Making better use of future dollars

The United Way of Southeastern Pennsylvania this month said it had met its 2006 campaign goal by raising more than $52 million. Achieving the local chapter's largest growth since 1987 was a challenge.

But it might not come close to the challenge of carrying out the plans that the local United Way chief, Alba Martinez, has for distributing the dollars it will raise in years to come.

Change is not new to the United Way - and that's good. The organization, especially under Martinez, has moved from a scatter-shot approach to funding local groups, to setting an agenda that addresses some of the region's most pressing needs. United Way will target its discretionary dollars - those not earmarked by donors - to programs it thinks will do the most to meet those needs.

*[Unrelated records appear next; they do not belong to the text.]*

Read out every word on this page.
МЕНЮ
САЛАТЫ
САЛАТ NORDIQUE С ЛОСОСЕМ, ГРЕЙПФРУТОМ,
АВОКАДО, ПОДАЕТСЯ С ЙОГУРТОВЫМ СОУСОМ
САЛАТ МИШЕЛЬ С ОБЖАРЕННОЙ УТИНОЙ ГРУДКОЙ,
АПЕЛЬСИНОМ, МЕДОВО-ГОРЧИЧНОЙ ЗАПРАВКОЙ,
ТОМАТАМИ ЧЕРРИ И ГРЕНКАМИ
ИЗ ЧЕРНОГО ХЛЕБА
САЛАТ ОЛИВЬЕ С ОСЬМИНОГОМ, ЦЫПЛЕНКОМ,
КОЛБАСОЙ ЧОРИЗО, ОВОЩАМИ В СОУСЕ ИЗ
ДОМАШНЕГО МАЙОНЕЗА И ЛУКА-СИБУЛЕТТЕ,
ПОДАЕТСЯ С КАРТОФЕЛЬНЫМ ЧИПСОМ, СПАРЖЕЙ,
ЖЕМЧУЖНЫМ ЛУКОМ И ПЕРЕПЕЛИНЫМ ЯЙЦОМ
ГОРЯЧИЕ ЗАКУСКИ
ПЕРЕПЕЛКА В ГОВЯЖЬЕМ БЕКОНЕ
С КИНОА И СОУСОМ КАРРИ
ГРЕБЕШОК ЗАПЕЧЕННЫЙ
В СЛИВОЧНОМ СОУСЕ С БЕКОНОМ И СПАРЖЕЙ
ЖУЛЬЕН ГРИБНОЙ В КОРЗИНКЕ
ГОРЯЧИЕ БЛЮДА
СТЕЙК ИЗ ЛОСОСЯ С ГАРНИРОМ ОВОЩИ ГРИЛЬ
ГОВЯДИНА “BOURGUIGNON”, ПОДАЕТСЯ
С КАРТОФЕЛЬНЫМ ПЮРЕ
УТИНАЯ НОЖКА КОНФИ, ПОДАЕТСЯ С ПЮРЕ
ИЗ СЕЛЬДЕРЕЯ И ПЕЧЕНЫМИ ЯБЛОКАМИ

Making progress on the agenda items - early childhood education, after-school activities, job-skills training, the well-being of the region's senior citizens - is absolutely crucial. To reach those goals, United Way of Southeast Pennsylvania will change the way it distributes much of its money beginning in 2008.

With its general funds, United Way will solicit proposals from would-be recipients on what they'd do with the money to meet United Way's priorities. United Way will reward evidence-based approaches that offer clarity about desired results. Some groups will scream. It will be nerve-wracking for groups used to a certain level of United Way funding to have to compete this way.

Martinez says the United Way won't just pull all funding from organizations that have relied on it. Such groups will get transition grants. But accountability will rule.

It's a riskier way for the regional charity to do business. But with risk comes the potential of life-changing reward.